Questa liberazione non è solo una “libertà da…” ma anche una “libertà per…” in vista cioè di una vita nuova. E Paolo vive questa esperienza di salvezza come occasione per poter continuare a viverla e a riviverla nella forma dell’annuncio. Si universalizza così nella vicenda di Gesù la storia ebraica, il dono di quella liberazione data ad un popolo particolare nell’Esodo ora diventa invece di tutti! Nella lettera ai Colossesi si può percepire la passione di Paolo che proclama la bellezza di poter ‘universalizzare’ questa speranza: «26 il mistero che, nascosto ai secoli eterni e alle generazioni passate, ora è svelato ai suoi santi. 27 A questi Dio volle far conoscere quale fosse la splendida ricchezza di questo mistero tra i gentili: Cristo in noi, la speranza della gloria” (Col 1).
Il Dio invisibile (e infatti l’AT ha sempre difeso l’idea che Dio non poteva essere visto, senza che l’uomo morisse) resta mistero ma non è inconoscibile. Non lo era prima di Gesù e lo è tanto meno dopo di lui, perché Gesù nella sua vita, morte e risurrezione ce ne offre l’immagine, una rivelazione già piena (Gesù come immagine di questo Dio invisibile/ εἰκὼν τοῦ θεοῦ τοῦ ἀοράτου: la sua azione di re è proprio svolta in questo servizio di rivelare Dio come unico sovrano e giudice della vita del fedele, giudice misericordioso, pietoso e lento all’ira, come già Es 34,6ss raccontava).
1Come purtroppo invece si è spesso verificato. Con Geroboamo per esempio (7 Va’ a riferire a Geroboamo: “Così dice il Signore Dio d’ Israele: Io ti ho innalzato di mezzo al popolo e ti ho costituito capo sul mio popolo Israele; 8 ho strappato il regno dalla casa di Davide e l’ ho dato a te, ma tu non sei stato come il mio servo Davide che ha custodito i miei precetti e mi ha seguito con tutto il cuore, facendo solo ciò che è retto ai miei occhi; 1 Re 14,7-8).
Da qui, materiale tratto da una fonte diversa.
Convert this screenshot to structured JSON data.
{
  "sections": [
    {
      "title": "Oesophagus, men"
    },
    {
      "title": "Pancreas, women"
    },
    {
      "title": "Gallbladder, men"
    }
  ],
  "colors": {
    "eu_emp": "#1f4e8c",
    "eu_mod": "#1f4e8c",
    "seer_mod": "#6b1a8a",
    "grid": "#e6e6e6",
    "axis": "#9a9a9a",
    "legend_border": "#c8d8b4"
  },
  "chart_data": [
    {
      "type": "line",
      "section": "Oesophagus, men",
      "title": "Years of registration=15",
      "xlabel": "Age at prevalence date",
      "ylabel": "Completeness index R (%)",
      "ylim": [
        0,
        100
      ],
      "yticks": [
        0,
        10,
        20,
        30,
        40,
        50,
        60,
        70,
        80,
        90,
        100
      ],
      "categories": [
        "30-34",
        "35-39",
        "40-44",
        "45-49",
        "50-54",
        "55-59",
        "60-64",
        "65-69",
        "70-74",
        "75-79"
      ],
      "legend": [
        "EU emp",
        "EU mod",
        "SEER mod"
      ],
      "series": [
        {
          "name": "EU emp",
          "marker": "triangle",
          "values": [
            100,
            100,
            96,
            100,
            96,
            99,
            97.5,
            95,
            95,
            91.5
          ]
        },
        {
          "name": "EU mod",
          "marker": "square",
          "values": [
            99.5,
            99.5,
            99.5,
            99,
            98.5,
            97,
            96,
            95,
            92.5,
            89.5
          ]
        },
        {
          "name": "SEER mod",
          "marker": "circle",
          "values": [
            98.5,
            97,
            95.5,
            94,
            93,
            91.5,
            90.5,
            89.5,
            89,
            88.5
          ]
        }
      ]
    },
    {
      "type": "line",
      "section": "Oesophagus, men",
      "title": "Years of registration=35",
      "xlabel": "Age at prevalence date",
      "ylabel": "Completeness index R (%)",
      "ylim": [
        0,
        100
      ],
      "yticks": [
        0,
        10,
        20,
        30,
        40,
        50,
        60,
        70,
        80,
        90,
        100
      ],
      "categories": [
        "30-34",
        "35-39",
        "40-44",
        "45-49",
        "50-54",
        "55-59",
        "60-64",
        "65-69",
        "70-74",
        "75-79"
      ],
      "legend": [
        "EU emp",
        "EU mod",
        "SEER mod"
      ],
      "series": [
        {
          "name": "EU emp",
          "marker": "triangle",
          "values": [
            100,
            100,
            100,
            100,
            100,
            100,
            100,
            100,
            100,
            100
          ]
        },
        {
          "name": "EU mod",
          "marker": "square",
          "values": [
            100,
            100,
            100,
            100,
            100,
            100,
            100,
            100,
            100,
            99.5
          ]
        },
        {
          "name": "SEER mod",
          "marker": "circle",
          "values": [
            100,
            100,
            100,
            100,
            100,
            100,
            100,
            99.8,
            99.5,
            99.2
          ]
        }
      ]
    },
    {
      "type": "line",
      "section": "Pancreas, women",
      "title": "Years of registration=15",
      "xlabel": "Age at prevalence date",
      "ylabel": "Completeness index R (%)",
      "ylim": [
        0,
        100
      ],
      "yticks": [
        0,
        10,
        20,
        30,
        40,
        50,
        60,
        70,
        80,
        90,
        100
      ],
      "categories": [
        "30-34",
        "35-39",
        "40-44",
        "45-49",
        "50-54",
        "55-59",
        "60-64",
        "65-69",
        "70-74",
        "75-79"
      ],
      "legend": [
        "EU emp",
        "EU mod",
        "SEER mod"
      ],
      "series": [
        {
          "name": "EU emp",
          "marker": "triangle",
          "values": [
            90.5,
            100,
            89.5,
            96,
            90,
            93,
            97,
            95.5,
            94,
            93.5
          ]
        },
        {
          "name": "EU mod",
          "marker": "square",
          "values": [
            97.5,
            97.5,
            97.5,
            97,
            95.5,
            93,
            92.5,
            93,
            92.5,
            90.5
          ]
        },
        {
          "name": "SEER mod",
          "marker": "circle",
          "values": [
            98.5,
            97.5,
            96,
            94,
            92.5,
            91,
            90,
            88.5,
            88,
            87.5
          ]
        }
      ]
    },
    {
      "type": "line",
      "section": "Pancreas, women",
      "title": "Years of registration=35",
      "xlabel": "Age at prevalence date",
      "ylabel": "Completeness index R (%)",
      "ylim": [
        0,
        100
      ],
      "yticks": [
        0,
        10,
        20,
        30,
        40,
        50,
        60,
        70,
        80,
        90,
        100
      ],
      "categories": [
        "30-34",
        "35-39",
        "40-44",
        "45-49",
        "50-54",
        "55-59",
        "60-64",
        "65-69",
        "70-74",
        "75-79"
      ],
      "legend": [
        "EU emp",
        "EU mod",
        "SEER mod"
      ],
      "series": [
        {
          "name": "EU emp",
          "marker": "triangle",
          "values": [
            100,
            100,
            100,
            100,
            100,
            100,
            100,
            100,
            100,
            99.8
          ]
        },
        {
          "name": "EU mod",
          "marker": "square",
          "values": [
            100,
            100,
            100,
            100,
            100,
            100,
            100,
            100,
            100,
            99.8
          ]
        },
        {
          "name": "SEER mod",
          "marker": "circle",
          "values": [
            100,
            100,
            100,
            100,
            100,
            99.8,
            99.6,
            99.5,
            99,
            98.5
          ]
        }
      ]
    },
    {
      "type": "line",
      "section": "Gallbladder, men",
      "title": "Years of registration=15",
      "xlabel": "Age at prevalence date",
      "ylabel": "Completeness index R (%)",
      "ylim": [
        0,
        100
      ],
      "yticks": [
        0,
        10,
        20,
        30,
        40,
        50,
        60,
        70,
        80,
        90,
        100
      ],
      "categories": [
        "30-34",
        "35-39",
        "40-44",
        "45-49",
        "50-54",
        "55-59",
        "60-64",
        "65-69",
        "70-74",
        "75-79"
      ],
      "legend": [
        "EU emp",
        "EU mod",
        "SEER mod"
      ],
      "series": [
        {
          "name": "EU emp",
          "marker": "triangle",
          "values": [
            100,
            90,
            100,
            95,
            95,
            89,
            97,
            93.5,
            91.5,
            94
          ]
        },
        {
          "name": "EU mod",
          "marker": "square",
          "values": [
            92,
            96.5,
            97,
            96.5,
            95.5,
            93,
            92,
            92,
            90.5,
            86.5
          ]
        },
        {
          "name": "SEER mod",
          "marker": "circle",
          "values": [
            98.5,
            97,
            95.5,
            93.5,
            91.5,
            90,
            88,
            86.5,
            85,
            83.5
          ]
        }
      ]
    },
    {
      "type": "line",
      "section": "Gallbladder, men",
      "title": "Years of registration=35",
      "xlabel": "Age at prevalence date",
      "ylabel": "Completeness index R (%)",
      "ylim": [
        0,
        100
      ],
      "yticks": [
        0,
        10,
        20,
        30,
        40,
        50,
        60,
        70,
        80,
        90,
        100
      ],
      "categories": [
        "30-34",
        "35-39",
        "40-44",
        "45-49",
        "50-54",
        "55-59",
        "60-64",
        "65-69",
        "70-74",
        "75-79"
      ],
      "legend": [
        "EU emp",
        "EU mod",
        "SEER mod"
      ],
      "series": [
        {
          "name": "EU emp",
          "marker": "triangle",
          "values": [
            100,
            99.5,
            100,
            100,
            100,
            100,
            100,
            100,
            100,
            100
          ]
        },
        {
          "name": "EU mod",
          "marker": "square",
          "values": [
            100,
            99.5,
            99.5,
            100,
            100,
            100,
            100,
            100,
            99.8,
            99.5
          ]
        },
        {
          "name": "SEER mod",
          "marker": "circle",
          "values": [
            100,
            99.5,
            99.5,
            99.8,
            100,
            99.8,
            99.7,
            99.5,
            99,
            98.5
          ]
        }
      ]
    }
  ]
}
O come più chiaramente riporta 1 Sam 8,11-16 che critica la monarchia in maniera radicale fin dalla sua istituzione: sarebbe una forma depravata, che sconfessa Dio, ma alla quale il Signore cede perché Israele ormai si è troppo assuefatto ai popoli vicini da volere anche lui una tale guida (da considerarsi comunque però una condanna).
2 L’aggiunta di ‘apo-’ è un gusto per il greco comune (koiné) che amava le parole con i composti piuttosto che la forma semplice.